In a letter written to photographer Amy Elkins, a 32-year old prison inmate serving his 19th year of incarceration wrote, "There is a cage we all long to escape from. Your cage, may not be mine. My cage may not be yours." This concept of respective internment is consistent throughout Elkin's works. Whether it's through her tableaus of capital punishment, or portraits of youth beholden to a (often contradictory) code of social expectations, Elkins explores the literal and psychological solitary confinement born of identity stereotypes, societal constructs, and gendered expectations that shape our sense of self and others. Elkins is particularly interested in masculine identity, and the antithetical balance between vulnerability and aggression that contributes to both the systemic notion of masculinity and the uniquely American tradition of mass incarceration – which, in turn, share an interdependent relationship with one another.

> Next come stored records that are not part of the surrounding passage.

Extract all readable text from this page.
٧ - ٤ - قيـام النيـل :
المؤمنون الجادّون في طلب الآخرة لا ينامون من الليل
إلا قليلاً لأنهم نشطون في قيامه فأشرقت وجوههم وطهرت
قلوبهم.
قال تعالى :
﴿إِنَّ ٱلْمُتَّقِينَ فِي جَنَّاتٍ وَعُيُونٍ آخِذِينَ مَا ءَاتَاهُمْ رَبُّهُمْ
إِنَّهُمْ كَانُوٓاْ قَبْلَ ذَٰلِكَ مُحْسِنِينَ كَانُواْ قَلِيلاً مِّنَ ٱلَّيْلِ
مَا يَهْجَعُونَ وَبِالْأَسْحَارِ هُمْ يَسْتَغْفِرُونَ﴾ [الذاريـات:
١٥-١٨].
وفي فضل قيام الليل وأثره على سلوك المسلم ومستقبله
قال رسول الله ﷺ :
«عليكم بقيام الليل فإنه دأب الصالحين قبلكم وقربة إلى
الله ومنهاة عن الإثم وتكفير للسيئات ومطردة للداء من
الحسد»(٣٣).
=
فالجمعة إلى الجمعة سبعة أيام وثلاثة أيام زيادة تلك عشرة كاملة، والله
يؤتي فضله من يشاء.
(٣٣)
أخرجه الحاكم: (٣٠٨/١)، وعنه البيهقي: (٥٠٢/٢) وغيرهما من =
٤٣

In "Black is the Day, Black is the Night", a project that spanned from 2009-2016, Elkins explores how the notion of passing time can affect an individual's psychology, sense of self, and perception of reality. When days and nights seemingly blur together—specifically, when serving a maximum or life sentence "on the inside"—how do humans process their own mortality and desires? Through the accumulation of personal correspondence with men either on death row or serving life sentences, Elkins pieces together a portfolio of images that showcase the unexpectedly vulnerable and humanized aspects of her pen pals' incarcerated lives: a seemingly innocuous skyscape represents the single hour a day an inmate was allowed to view the sky through a grated window; a pixilated portrait is created using an image loss ratio of years behind bars to years alive. Using appropriated material, Elkins takes painstaking measures to create composite images of precious memories her correspondents recount in their letters, and overlays them to account for the number of years the storyteller has spent in prison. No image is without a backstory, much like the individuals they represent.

Amy Elkins (b. 1979 Venice, CA) is a photographer currently based in the Greater Los Angeles area. She received her BFA in Photography from the School of Visual Arts in New York City. She has been exhibited and published both nationally and internationally, including at The High Museum of Art in Atlanta, GA; Kunsthalle Wien in Vienna, Austria; the Center for Creative Photography in Tucson, AZ; the Minneapolis Institute of Arts and the North Carolina Museum of Art among others. Elkins has been awarded The Lightwork Artist-in-Residence in Syracuse, NY in 2011, the Villa Waldberta International Artist-in-Residence in Munich, Germany in 2012, the Aperture Prize and the Latitude Artist-in-Residence in 2014 and The Peter S. Reed Foundation Grant in 2015. Elkins' first book Black is the Day, Black is the Night won the 2017 Lucie Independent Book Award. It was Shortlisted for the 2017 Mack First Book Award and the 2016 Paris Photo-Aperture Foundation Photobook Prize as well as listed as one of the Best Photobooks of 2016 by TIME, Humble Arts Foundation, Photobook Store Magazine and Photo-Eye among others.